Piyasadaki içeceklerin NBŞ içerikleri bildirilenlerden yüksek olabilir

Şimdi gelelim meselenin bir diğer boyutuna, bu çalışma da Güney Kaliforniya Üniversitesi tarafından yine ABD'de yapılmış. Araştırmacılar piyasada tüketilmekte olan NBŞ'li içeceklerin früktoz içeriklerinin etiket üzerinde belirtilen değerleri tutup tutmadığını değerlendirmişler. Buna göre içeceklerin NBŞ miktarları etikette belirtilenin yüzde 85 ila 125'i arasında oynamakta, yani bazı içeceklerde belirtilenden çok daha fazla früktoz alımı da söz konusu. Özellikle büyük hamburger zincirlerinde satılan kola vb. içeceklerin toplam şeker içerikleri bildirilenin yüzde 30 fazlasına varan sapma göstermekte. Bu veriler HCFS için standart olan früktoz/glikoz oranının çok üzerine çıkmakta. Dolayısıyla ABD'de topluma (bilerek ya da bilmeyerek) früktoz yüklemesi yapıldığını söylemek mümkün görünüyor. Söz konusu verilerin ülkemizde nasıl olduğunu gösteren herhangi bir araştırma bulunmuyor.
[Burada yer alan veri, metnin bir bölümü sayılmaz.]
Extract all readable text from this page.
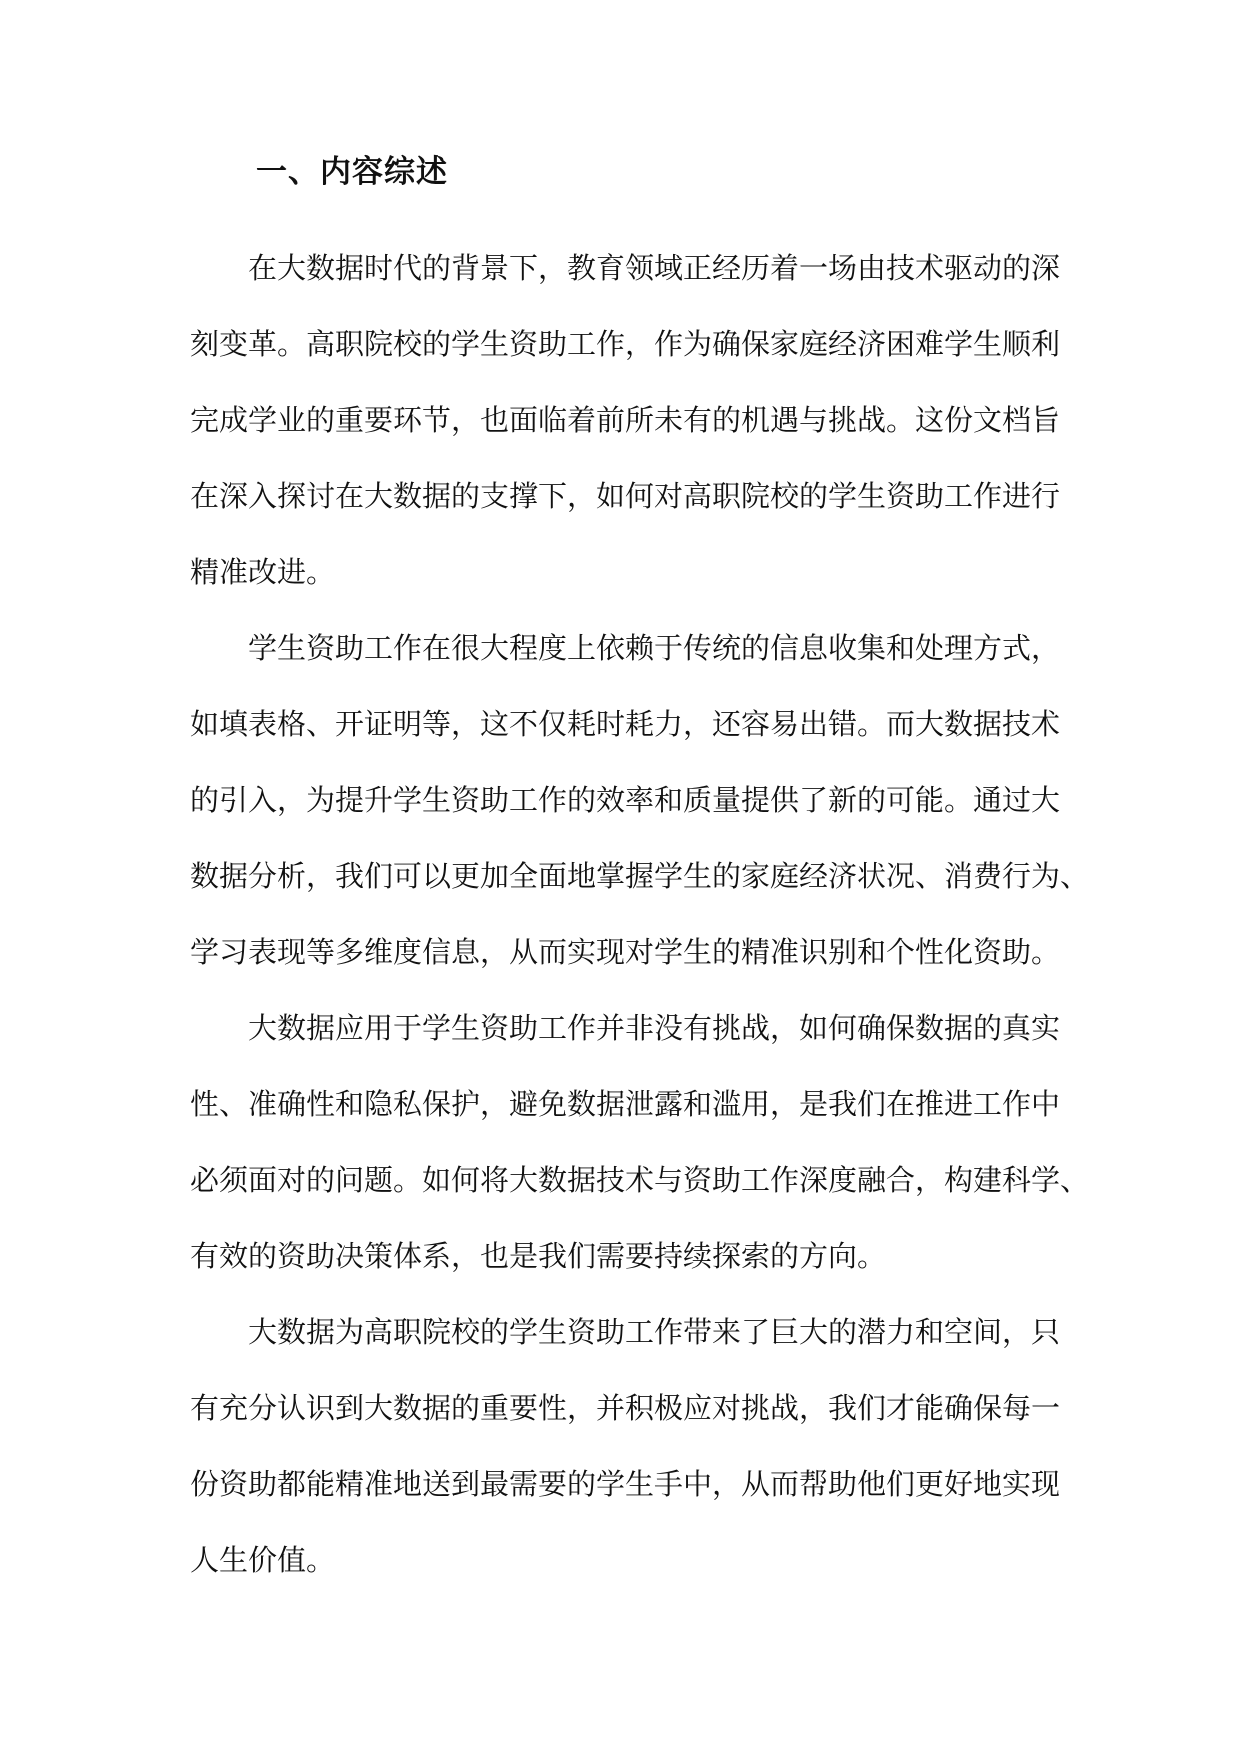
一、内容综述
在大数据时代的背景下，教育领域正经历着一场由技术驱动的深
刻变革。高职院校的学生资助工作，作为确保家庭经济困难学生顺利
完成学业的重要环节，也面临着前所未有的机遇与挑战。这份文档旨
在深入探讨在大数据的支撑下，如何对高职院校的学生资助工作进行
精准改进。
学生资助工作在很大程度上依赖于传统的信息收集和处理方式，
如填表格、开证明等，这不仅耗时耗力，还容易出错。而大数据技术
的引入，为提升学生资助工作的效率和质量提供了新的可能。通过大
数据分析，我们可以更加全面地掌握学生的家庭经济状况、消费行为、
学习表现等多维度信息，从而实现对学生的精准识别和个性化资助。
大数据应用于学生资助工作并非没有挑战，如何确保数据的真实
性、准确性和隐私保护，避免数据泄露和滥用，是我们在推进工作中
必须面对的问题。如何将大数据技术与资助工作深度融合，构建科学、
有效的资助决策体系，也是我们需要持续探索的方向。
大数据为高职院校的学生资助工作带来了巨大的潜力和空间，只
有充分认识到大数据的重要性，并积极应对挑战，我们才能确保每一
份资助都能精准地送到最需要的学生手中，从而帮助他们更好地实现
人生价值。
Önümüz Ramazan, reklamlarda özellikle kolalı içeceklerin "iftar sofraların ayrılmaz bir parçası" olduğu vurgulanacak. Kolalı içeceklerin iftar sofralarındaki yerinin sorgulanmasını size bırakıyorum. Ancak mevcut "aşırı yedirme, iştahı artırma" özellikleri dikkate alındığında Ramazan'dan kilo almadan çıkmanın önemli bir yönteminin NBŞ'yi özellikle aç karnına aşırı tüketmemek olduğu açıktır. Aç karnına içilen NBŞ çok daha fazla acıktırır.

Kaynaklar:

(1) Stephan BCM, Wells JCK, Brayne C, Albanese E, Siervo M. Increased fructose intake as a risk factor for dementia. Journal of Gerantology 2010; Special Issue: Biology of Aging Summit Perspective.

(2) Ventura EE, Davis JN, Goran MI. Sugar content of popular sweetened beverages on objective laboratory analysis: Focus on fructose content. Obesity 2010.